Captain Francesco Schettino told a friend he was following the advice of a manager about what route to take, saying ''pass through there, pass through there,'' media reported, quoting a call secretly recorded by police the day after the January 13 shipwreck.
''In my place, another would not have been so ready to pass there, but they got to me with their 'Pass through there, pass through there','' Schettino said.
...''The rocks were there, but the instruments I had weren't showing them, so I went through,'' he said.
Schettino then reportedly said he thought he was about 450m away, but the ship hit a rock.
''So, here we are and it's me who's paying for everything,'' he said.
Schettino has been under house arrest since January 17.
Rescue workers also identified one of the victims found so far as 30-year-old Maria D'Introno, whose relatives survived the disaster and said she was too scared to jump into the sea when the order came to abandon the ship.
The story of D'Introno - who had a life jacket but did not know how to swim - is one of the many dramas from a chaotic night-time evacuation of the massive ship after it hit rocks off the island of Giglio on January 13 and keeled over.
Other victims include Hungarian Sandor Feher, 42, who helped children into a lifeboat before heading back towards his cabin to get his violin, and Frenchman Francis Servel, 71, who gave his wife his lifejacket. She survived.
The anger of survivors has concentrated on captain Francesco Schettino, who is under house arrest at his home on the Amalfi coast and is accused by prosecutors of manslaughter, causing a shipwreck and abandoning ship.

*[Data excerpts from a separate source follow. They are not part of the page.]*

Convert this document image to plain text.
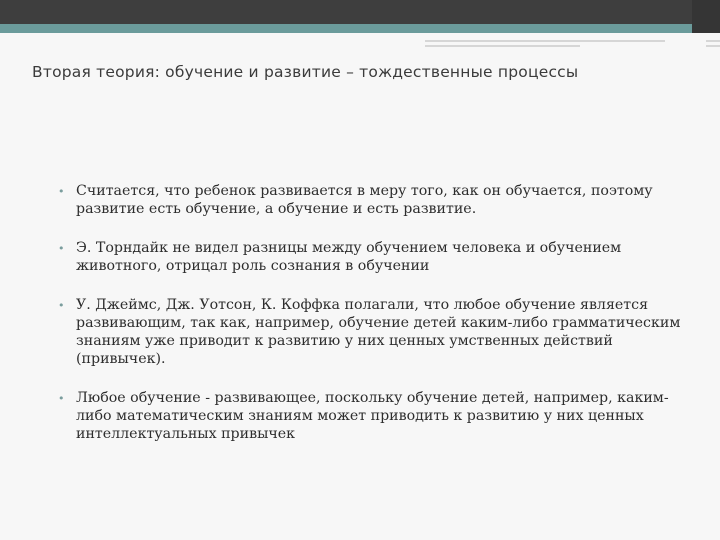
Вторая теория: обучение и развитие – тождественные процессы
• Считается, что ребенок развивается в меру того, как он обучается, поэтому развитие есть обучение, а обучение и есть развитие.
• Э. Торндайк не видел разницы между обучением человека и обучением животного, отрицал роль сознания в обучении
• У. Джеймс, Дж. Уотсон, К. Коффка полагали, что любое обучение является развивающим, так как, например, обучение детей каким-либо грамматическим знаниям уже приводит к развитию у них ценных умственных действий (привычек).
• Любое обучение - развивающее, поскольку обучение детей, например, каким-либо математическим знаниям может приводить к развитию у них ценных интеллектуальных привычек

But Schettino's wife defended him, saying he had become "a scapegoat".
"There's a manhunt against him! People are looking for someone to blame, a scapegoat, a monster," Fabiola Russo said in an interview for the next edition of French magazine Paris Match.

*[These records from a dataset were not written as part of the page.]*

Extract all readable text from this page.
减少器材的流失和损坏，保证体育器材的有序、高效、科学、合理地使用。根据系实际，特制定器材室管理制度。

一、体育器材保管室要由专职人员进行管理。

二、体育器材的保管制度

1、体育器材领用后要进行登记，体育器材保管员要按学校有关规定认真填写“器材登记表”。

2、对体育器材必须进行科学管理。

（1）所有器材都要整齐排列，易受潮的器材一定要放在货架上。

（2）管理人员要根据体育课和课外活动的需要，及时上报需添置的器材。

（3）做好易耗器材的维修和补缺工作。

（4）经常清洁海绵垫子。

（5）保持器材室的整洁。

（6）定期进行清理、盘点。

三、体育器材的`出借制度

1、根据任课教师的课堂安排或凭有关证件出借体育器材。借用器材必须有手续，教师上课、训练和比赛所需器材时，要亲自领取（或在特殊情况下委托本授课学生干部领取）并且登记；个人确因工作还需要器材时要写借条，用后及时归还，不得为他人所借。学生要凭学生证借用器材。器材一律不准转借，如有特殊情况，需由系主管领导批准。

Russo said he "knows how to analyse situations, understand them and manage them. At home he is very orderly, meticulous," adding that he was "lucid" - a response to criticism that the captain appeared in an altered state that night.
Crews from Dutch company Smit Salvage on the island meanwhile were looking for the best way to access the Costa Concordia's 23 fuel tanks before syphoning all the heavy oil out in order to avert an environmental catastrophe.
Officials said the pumping was not expected to begin before Saturday and that the whole process could take weeks, with salvage workers working initially on the half of the oil that is accessible from the above-water part of the ship.
Smit will carry out a so-called "hot-tapping" operation, which involves pumping the fuel out into a nearby ship and replacing it with water so as not to affect the ship's balance and stop it from slipping into the open sea.
The Costa Concordia went down on January 13 with 4229 people on board. It has emerged that Italian prosecutors were looking into the cruise ship operator's possible role in the wreck and reports of a messy evacuation.
"The employer is the guarantor and is responsible. We have to look at the choices made by the operator," Beniamino Deidda, chief prosecutor for the region where the disaster occurred, was quoted by Italian media as saying.
"For now the attention has been on the fault of the captain, who turned out to be tragically incompetent. But who chooses the captain?" Deidda asked.
The prosecutor also pointed to multiple problems with the evacuation, including a lack of preparation for the emergency among crew members.
Environmentalists warn that the human tragedy of the Costa Concordia could now be followed by an ecological catastrophe if oil spills into the pristine seas of the Tuscan archipelago in what is Europe's largest marine sanctuary.
The head of Italy's civil protection agency, Franco Gabrielli, who is overseeing rescue operations, said a thin oil slick measuring some 60,000sqm had been spotted and may have come from the ship.
Hundreds of metres of absorbent barriers have already been placed around the wreck to contain any possible oil spills. Gabrielli said there has also been some contamination of the sea from toxic substances on board.